Laparoscopic left colonic resection – how to perform it in our institute?

Kazuki Ueda, MD, Koji Daito, MD, Fumiaki Sugiura, MD, Tadao Tokoro, MD, Haruhiko Imamoto, MD, Jin-ichi Hida, MD, Kiyotaka Okuno, MD

Department of Surgery, Kinki University Faculty of Medicine

Introduction: Laparoscopic left colonic resection will perform for (left sided) transverse colon cancer or descending colon cancer. There are few cases in total number of colorectal cancers. Our institute started laparoscopic colorectal surgery from 1995 and expanded the indication by the technical level of proficiency. Total 495 cases were undergone for colorectal malignancies up to August, 2012. In spite of 33% for ascending colon cancer (including cecal cancer) or 44% for sigmoid colon cancer (including recto-sigmoid colon cancer), there were only 5% for transverse/descending colon cancer. Therefore, the technical level of proficiency of laparoscopic left colonic resection is slow. We herein present how to perform laparoscopic left colonic resection in our institute.

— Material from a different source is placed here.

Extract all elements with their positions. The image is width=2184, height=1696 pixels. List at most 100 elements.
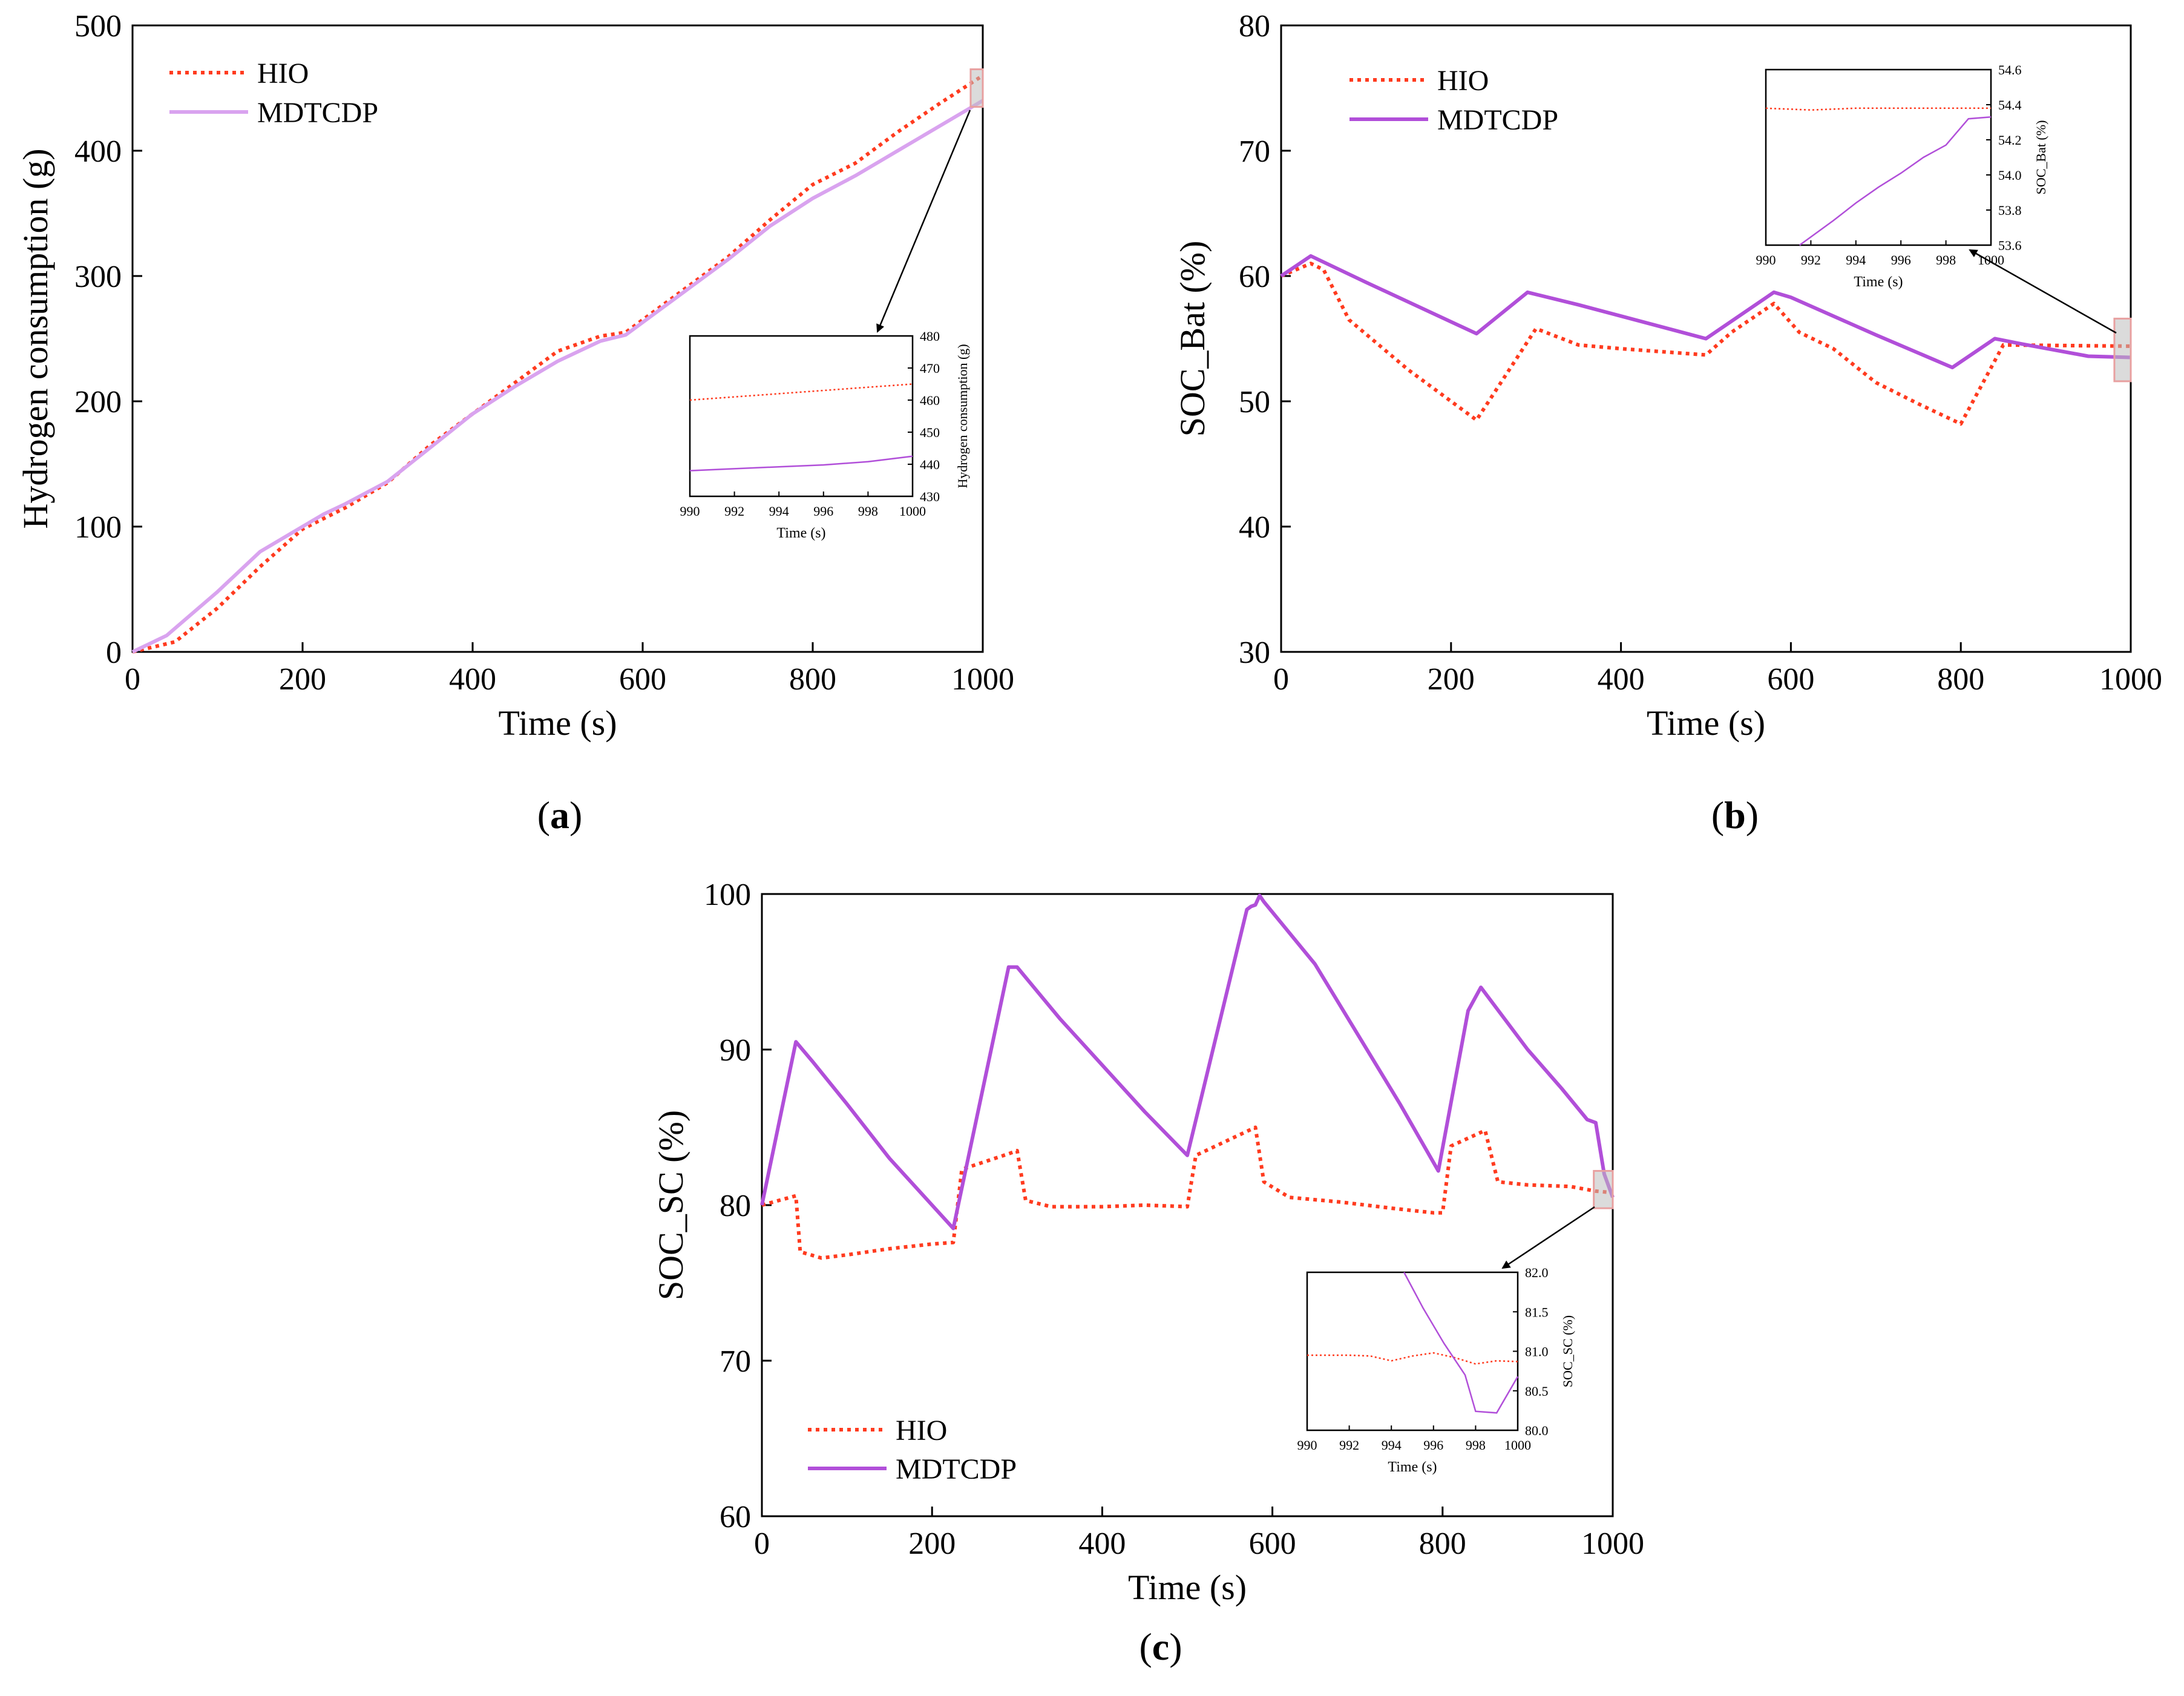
x-tick-label: 800 [1419,1527,1466,1561]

Procedure: The patient is placed lithotomy position. The initial 12-mm camera trocar is placed at the umbilical area with Hasson technique. A flexible 5mm camera is introduced through the first trocar. After pneumoperitoneum is established up to 8 mmHg and working spaces are created, the remaining 4 (5mm) trocars are placed under direct vision. The medial-to-lateral approach is performed, and then the inferior mesenteric artery (IMA) is exposed and lymph node dissection is performed by preserving IMA. The left colic artery (LCA) is identified and divided on its origin. The inferior mesenteric vein (IMV) is divided at the same level of LCA. The left colic mesentery is widely mobilized above the left kidney or the inferior level of pancreas. After dissecting the greater omentum from transverse colon, bursa omentalis is opened. Transverse mesocolon is dissected from lower edge of the pancreas. Finally, the splenic flexure is fully mobilized with combined approach (laterally, anteriorly, and posteriorly). The specimen is extracted through a mini-laparotomy (4-5 cm) at the umbilicus. The functional end-to-end anastomosis is created with linear stapler device.

Conclusions: Laparoscopic left colonic resection is technically difficult, but it can be done with highly standardized procedures. A key step of this procedure is wide mobilization of left colonic mesentery and the exposure of the inferior border of pancreas.